Ariel:  It began in Tent City. Having driven three and a half hours from our home state of Iowa, we were introduced to a new group from MSU and UW-Madison. In the afternoon heat, we unpacked equipment, set up our tents and were given a tour of Aztalan National Park by renowned archaeologist Dr. Lynne Goldstein. The mission was to learn more about how these people structured their lives and their means of doing so. In the next five weeks, this would be our all-consuming task.

The first step: ground sweeps of west palisade and the gravel knoll, a process known as survey. The second step: setting up our giant grid with the total station. The third step: demarcating units with nails and string, and calculating elevations. Once this had all been completed, the action could begin. We were each assigned a partner to work on one unit and through clay soil, trowel hand, blisters, heavy buckets, the blazing sun, the pouring rain, confusing elevations, strange visitors and multiple people telling us what to do or not do, we persisted for five weeks. In the midst of all this digging, there were also moments of magic when one recovered a splendid artifact, was given snacks at a time other than cookie break, or had conversations that took one’s mind off of all the difficult work at hand.

Field school had been full of mystery, drama, danger, action and more. The mystery included not only what each excavated area was used for, but what lay beneath the Earth with each shovel full. Drama came in the form of interpersonal relationships. Danger could be found in a sketchy canoe trip across the Crawfish, sharp trowels, tiny ticks, and dehydration. Action occurred daily – everyone was to assist in packing the gator in the morning and for the rest of the day either shoveled, screened, troweled or took notes. Even after work there was a flurry of vehicles to the showers and dinner. 

But with all of this said and done, our story came to a close in much the same way that it began. After a pressure-filled last few days in which we were plagued by rainstorms, it was time to leave. Saying goodbye to those we had truly bonded with even though we were ready to go home was bittersweet. In such a short space, I cannot possibly include every event or emotion, but I can say with certainty that field school is a story worth telling and experiencing. 

The Other Blog

Michigan State University students from the Aztalan field school have their blog up and it can be read here.

Sunday, June 30, 2013

News Coverage

In addition to being filmed for a PBS special, the field season saw other media coverage.  Here are some links:

Milwaukee Journal Sentinel

Lake Mills Leader

Daily Union

Wisconsin Public Radio

Finally, we were visited several days by our friend and photographer, Dan Seurer, who maintains a blog at

Be sure to look through all the tabs on the side of his main page, as there are several different links featuring the field school. 

Crew Photo

Saturday, June 29, 2013

Relaxin' After Work

Last Week

Alanna:  It has come to the last week of field school, sadly, and I have learned more than I ever expected.  I found gravel is difficult to shovel (but sand is way too easy).  I learned about bone identification a little as well.  The newest thing I have learned is that exiting and entering the square is an art form.  Especially with sand, you have to carefully "leap" in, but exiting needs more of a running start.  Besides our

My partner and I removed the soil between two of the squares recently.  It was a little intense since we got part of a prehistoric pot out of the wall while it poured down rain and caked me in mud.  The other students had tarped their units earlier, but our square was partially covered by an Easy-Up Tent.  So, the professors and students were watching as we protected the pottery with our cold, wet, muddy bodies.  I have to say that has to be one of my favorite experiences at field school.

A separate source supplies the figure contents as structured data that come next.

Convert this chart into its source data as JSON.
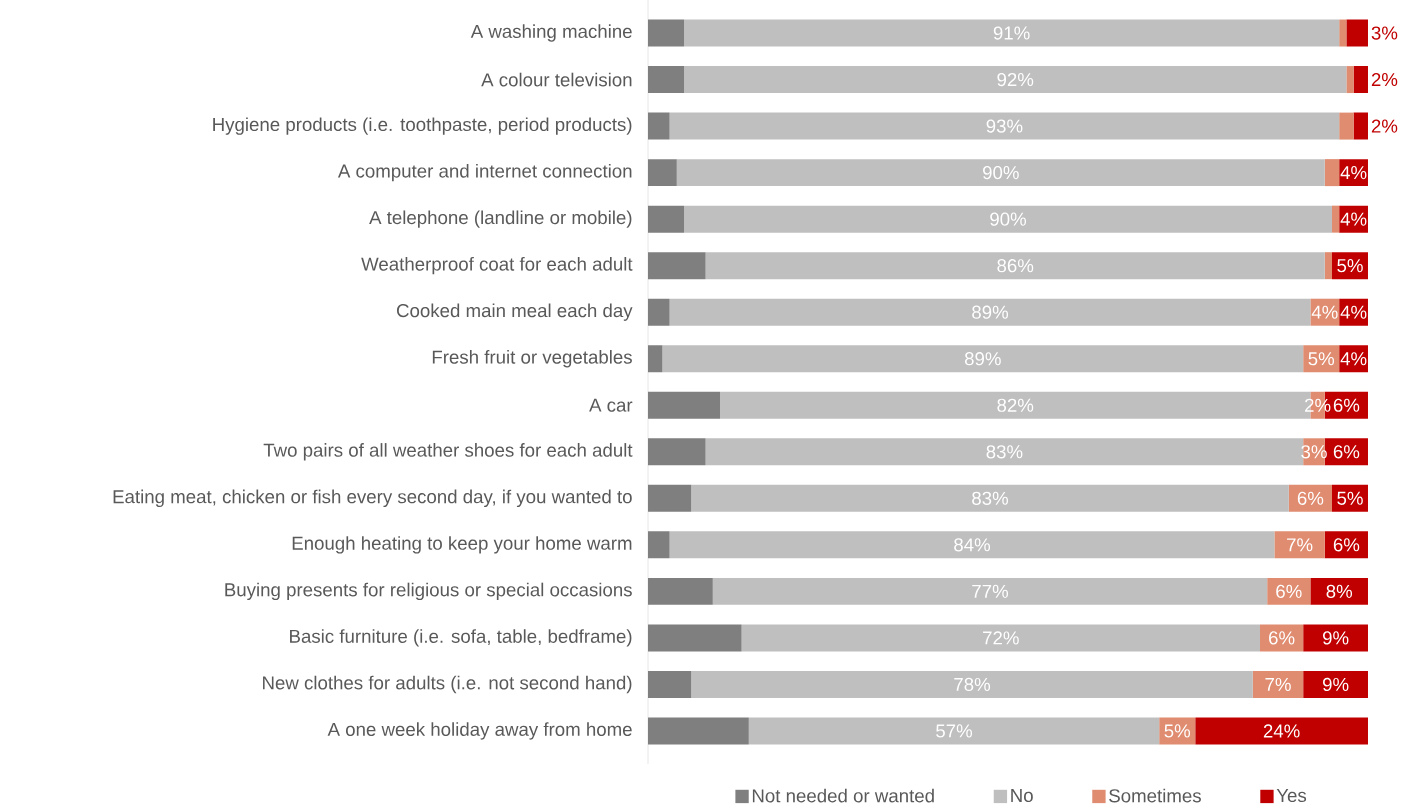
{
  "chart_data": {
    "type": "bar",
    "orientation": "horizontal",
    "stacked": true,
    "categories": [
      "A washing machine",
      "A colour television",
      "Hygiene products (i.e. toothpaste, period products)",
      "A computer and internet connection",
      "A telephone (landline or mobile)",
      "Weatherproof coat for each adult",
      "Cooked main meal each day",
      "Fresh fruit or vegetables",
      "A car",
      "Two pairs of all weather shoes for each adult",
      "Eating meat, chicken or fish every second day, if you wanted to",
      "Enough heating to keep your home warm",
      "Buying presents for religious or special occasions",
      "Basic furniture (i.e. sofa, table, bedframe)",
      "New clothes for adults (i.e. not second hand)",
      "A one week holiday away from home"
    ],
    "series": [
      {
        "name": "Not needed or wanted",
        "color": "#7f7f7f",
        "values": [
          5,
          5,
          3,
          4,
          5,
          8,
          3,
          2,
          10,
          8,
          6,
          3,
          9,
          13,
          6,
          14
        ]
      },
      {
        "name": "No",
        "color": "#bfbfbf",
        "values": [
          91,
          92,
          93,
          90,
          90,
          86,
          89,
          89,
          82,
          83,
          83,
          84,
          77,
          72,
          78,
          57
        ],
        "value_labels": [
          "91%",
          "92%",
          "93%",
          "90%",
          "90%",
          "86%",
          "89%",
          "89%",
          "82%",
          "83%",
          "83%",
          "84%",
          "77%",
          "72%",
          "78%",
          "57%"
        ]
      },
      {
        "name": "Sometimes",
        "color": "#e08c70",
        "values": [
          1,
          1,
          2,
          2,
          1,
          1,
          4,
          5,
          2,
          3,
          6,
          7,
          6,
          6,
          7,
          5
        ],
        "value_labels": [
          null,
          null,
          null,
          null,
          null,
          null,
          "4%",
          "5%",
          "2%",
          "3%",
          "6%",
          "7%",
          "6%",
          "6%",
          "7%",
          "5%"
        ]
      },
      {
        "name": "Yes",
        "color": "#c00000",
        "values": [
          3,
          2,
          2,
          4,
          4,
          5,
          4,
          4,
          6,
          6,
          5,
          6,
          8,
          9,
          9,
          24
        ],
        "value_labels": [
          "3%",
          "2%",
          "2%",
          "4%",
          "4%",
          "5%",
          "4%",
          "4%",
          "6%",
          "6%",
          "5%",
          "6%",
          "8%",
          "9%",
          "9%",
          "24%"
        ]
      }
    ],
    "xlim": [
      0,
      100
    ],
    "tick_labels": "y",
    "legend": "bottom"
  }
}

Alanna (bottom right corner) watches her partner work in their unit.

Sunday, June 23, 2013

The Gravel Knows

Jacque:  For the past week, I have been excavating a feature in my unit on the Gravel Knoll.  A feature is a human-made structure that can't be removed, such as a house or a fire pit.  A suspicious circle of gravel appeared in the floor of my unit, so we decided to cross-section it to determine exactly what it was.  While digging out half of the the gravel circle, we were able to follow the color changes in the soil to determine the shape of the feature, which ended up being shaped like a pit.  After mapping and profiling the feature, we dug out the other half of the gravel pit.  Based on the artifacts discovered within this feature, such as charcoal and animal bones, we were able to conclude this feature may have been used as a cooking pit.